- Born: Hanna Kaiser January 24, 1927 Berlin, Germany
- Died: December 16, 2017 (aged 90) Lexington, Massachusetts, U.S.
- Occupations: Feminist scholar, anthropologist
- Spouse: Gustav Fritz Papanek
- Relatives: Ernst Papanek (father-in-law)

= Hanna Papanek =

American anthropologist

Hanna Kaiser Papanek (January 24, 1927 – December 16, 2017) was a German-born American feminist scholar. She made extended anthropological studies of women's lives in Pakistan in the 1950s and in Indonesia in the 1970s.

==Early life and education==
Papanek was born in Berlin, the daughter of Alexander Stein and Eleanor Kaiser. Her parents were Jewish; her father was born in Latvia. Her family fled Germany with the rise of the Third Reich, moving first to Czechoslovakia and next to France. She moved to the United States in December 1940, as a child refugee on the SS Nyassa. She graduated from Hunter College High School and Brooklyn College. She earned a Ph.D. in social relations from Harvard University.

==Career==
Papanek was a "trailing spouse", an economic position she wrote about in 1973, as an element of the "two-person career". She held teaching and research positions at Harvard, Boston University, the University of California, Berkeley, and the University of Indonesia. She gave an interview for the documentary They Were Not Silent (1998).

==Publications==
Papanek's academic writing appeared in journals including Signs, Human Organization, Journal of Marriage and Family, Economic Development and Cultural Change, Comparative Studies in Society and History, American Journal of Sociology, Studies in Family Planning, Women & Politics, Comparative Education Review, Journal of Asian Studies, Economic and Political Weekly, and Indian Journal of Gender Studies. In addition to her scholarship, Papanek wrote an afterword for a 1988 edition of The Sultana's Dream, a 1905 feminist utopia written by Rokeya Sakhawat Hossain. She also wrote a German-language memoir about her parents, Elly und Alexander.

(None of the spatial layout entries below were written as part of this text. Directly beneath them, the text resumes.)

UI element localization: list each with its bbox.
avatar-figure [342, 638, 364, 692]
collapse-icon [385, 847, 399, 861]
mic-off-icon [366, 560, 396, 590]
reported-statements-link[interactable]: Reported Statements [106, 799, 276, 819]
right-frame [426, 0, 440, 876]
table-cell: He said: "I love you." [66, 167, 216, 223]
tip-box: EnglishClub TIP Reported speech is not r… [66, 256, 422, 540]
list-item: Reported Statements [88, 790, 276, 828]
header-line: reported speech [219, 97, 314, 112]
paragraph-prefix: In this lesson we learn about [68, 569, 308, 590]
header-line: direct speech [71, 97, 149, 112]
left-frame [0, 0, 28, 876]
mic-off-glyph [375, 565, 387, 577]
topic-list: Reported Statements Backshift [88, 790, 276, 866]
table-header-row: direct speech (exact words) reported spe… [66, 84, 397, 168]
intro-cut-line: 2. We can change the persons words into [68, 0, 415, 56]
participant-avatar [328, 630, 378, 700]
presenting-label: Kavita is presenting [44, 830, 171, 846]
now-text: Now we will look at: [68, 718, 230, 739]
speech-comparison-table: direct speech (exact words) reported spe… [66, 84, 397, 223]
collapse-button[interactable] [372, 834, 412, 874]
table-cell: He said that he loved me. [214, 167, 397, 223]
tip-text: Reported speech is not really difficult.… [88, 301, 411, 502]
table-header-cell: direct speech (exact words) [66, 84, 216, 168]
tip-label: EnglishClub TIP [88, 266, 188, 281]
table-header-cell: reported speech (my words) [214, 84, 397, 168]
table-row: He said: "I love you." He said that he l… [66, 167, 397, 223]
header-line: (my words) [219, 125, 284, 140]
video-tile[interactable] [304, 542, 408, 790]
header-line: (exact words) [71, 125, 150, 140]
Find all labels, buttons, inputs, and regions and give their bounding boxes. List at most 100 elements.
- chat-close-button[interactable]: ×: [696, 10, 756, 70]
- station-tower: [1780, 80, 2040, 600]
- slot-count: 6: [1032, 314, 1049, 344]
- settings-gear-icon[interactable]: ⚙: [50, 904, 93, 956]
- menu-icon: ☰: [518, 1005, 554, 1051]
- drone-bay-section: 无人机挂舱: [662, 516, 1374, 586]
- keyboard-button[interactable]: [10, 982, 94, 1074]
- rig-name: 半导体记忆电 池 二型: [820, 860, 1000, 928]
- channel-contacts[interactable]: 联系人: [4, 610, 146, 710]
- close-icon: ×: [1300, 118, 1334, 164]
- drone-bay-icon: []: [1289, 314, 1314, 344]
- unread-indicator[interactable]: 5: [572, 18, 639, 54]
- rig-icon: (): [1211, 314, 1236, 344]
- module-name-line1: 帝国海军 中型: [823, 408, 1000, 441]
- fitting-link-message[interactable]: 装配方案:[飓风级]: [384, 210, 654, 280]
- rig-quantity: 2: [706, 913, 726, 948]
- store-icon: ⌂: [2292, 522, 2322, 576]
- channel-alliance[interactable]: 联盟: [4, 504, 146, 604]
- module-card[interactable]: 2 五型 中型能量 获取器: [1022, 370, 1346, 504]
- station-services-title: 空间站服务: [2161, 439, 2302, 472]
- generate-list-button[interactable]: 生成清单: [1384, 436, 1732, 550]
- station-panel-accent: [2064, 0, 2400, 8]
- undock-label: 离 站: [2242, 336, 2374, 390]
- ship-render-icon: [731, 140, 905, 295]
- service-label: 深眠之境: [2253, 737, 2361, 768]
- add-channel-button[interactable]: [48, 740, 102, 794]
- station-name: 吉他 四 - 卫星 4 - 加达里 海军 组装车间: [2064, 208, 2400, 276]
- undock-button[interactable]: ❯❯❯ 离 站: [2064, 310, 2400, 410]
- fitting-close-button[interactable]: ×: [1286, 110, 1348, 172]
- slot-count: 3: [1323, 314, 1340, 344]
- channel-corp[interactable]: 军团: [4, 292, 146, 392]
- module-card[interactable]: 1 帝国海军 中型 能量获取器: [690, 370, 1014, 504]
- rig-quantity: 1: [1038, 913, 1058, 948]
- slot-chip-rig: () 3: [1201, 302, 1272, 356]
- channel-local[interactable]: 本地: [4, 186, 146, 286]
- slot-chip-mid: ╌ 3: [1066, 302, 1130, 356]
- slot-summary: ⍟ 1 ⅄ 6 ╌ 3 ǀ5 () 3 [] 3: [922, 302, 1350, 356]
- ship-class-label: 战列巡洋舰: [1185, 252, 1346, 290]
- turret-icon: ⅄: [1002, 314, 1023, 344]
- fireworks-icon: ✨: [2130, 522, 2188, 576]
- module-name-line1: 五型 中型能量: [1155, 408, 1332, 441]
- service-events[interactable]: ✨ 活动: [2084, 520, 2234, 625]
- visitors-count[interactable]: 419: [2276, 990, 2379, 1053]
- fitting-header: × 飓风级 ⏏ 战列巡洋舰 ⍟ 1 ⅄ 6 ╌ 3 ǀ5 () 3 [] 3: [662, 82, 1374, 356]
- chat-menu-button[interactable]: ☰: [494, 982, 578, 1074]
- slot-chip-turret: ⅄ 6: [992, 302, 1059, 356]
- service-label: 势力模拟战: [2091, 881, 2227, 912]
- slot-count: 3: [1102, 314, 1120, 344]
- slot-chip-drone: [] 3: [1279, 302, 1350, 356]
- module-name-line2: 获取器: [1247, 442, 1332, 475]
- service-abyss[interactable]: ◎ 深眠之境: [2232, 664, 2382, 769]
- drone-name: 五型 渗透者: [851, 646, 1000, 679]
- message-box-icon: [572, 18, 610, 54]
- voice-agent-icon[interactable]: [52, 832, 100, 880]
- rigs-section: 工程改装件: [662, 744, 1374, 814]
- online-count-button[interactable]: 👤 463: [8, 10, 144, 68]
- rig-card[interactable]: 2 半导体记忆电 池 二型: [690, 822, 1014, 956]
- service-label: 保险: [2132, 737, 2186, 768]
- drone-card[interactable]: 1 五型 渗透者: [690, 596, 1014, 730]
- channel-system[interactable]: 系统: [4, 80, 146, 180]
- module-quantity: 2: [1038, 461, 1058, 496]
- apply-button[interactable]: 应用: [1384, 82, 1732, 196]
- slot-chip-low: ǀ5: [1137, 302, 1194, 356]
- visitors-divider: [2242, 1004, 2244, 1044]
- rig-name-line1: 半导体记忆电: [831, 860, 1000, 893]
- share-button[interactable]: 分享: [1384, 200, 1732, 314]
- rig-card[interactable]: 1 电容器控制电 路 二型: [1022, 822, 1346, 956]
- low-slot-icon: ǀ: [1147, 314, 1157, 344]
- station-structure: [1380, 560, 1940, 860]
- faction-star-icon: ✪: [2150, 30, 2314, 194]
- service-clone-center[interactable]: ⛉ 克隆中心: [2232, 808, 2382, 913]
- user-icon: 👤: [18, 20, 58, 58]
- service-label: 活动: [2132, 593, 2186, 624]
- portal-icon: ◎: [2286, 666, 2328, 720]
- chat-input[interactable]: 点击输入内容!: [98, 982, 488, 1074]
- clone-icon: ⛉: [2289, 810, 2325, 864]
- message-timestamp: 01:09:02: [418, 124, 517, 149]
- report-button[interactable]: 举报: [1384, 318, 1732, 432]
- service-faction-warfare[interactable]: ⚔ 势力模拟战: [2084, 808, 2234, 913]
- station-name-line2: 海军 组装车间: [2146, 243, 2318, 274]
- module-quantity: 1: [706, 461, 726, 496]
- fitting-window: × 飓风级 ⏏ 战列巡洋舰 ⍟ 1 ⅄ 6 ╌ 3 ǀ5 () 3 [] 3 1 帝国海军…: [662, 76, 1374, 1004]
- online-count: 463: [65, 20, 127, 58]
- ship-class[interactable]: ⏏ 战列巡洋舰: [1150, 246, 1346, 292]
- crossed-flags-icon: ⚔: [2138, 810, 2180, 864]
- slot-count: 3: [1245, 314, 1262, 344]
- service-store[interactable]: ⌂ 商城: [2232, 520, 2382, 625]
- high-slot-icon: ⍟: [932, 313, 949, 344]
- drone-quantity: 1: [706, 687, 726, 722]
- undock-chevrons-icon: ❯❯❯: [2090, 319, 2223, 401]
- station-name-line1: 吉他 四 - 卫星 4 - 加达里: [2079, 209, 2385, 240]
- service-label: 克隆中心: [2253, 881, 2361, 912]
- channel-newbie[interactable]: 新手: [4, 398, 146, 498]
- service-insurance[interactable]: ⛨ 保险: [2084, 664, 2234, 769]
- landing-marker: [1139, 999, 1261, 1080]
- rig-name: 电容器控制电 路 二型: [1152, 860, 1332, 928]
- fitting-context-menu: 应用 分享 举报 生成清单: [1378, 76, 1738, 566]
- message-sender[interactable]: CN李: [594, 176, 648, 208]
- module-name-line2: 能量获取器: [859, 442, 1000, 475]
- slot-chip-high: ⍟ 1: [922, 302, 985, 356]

- "The Woman Field Worker in a Purdah Society" (1964)
- "Purdah in Pakistan: Seclusion and Modern Occupations for Women" (1971)
- "Pakistan's Big Businessmen: Muslim Separatism, Entrepreneurship, and Partial Modernization" (1972)
- "Purdah: Separate Worlds and Symbolic Shelter" (1973)
- "Men, Women, and Work: Reflections on the Two-Person Career" (1973)
- "The Work of Women: Postscript from Mexico City" (1975)
- "Women in South and Southeast Asia: Issues and Research" (1975)
- "Development Planning for Women" (1977)
- Women and Development: Perspectives from South and South-East Asia (1979, co-edited with Rounaq Jahan)
- "Family Status Production: The "Work" and "Non-Work" of Women" (1979)
- "Research on Women by Women: Interviewer Selection and Training in Indonesia" (1979)
- Separate Worlds: Studies of Purdah in South Asia (1982, co-edited with Gail Minault)
- "Implications of Development for Women in Indonesia: Research and Policy Issues" (1982)
- "Class and Gender in Education-Employment Linkages" (1985)
- "False Specialization and the Purdah of Scholarship: A Review Article" (1984)
- "Women Are Good with Money: Earning and Managing in an Indonesian City" (1988, with Laurel Schwede)
- "Vignettes from Life of an Asian Socialist Intellectual" (1990, with Goenawan Muhamad)
- "The Ideal Woman and the Ideal Society: Control and Autonomy in the Construction of Identity" (1994)
- "Notes from a Chosen Exile" (1998)

==Personal life==
Hanna Kaiser married economist Gustav Fritz Papanek in 1947. They had a son, Tom, and a daughter, Joanne. She was naturalized as a United States citizen in 1949. She died in 2017, at the age of 90, in Lexington, Massachusetts. She donated her books and papers to the International Information Centre and Archives for the Women's Movement (ATRIA). Thousands of her photographic slides are in the Special Collections Research Center of the University of Chicago.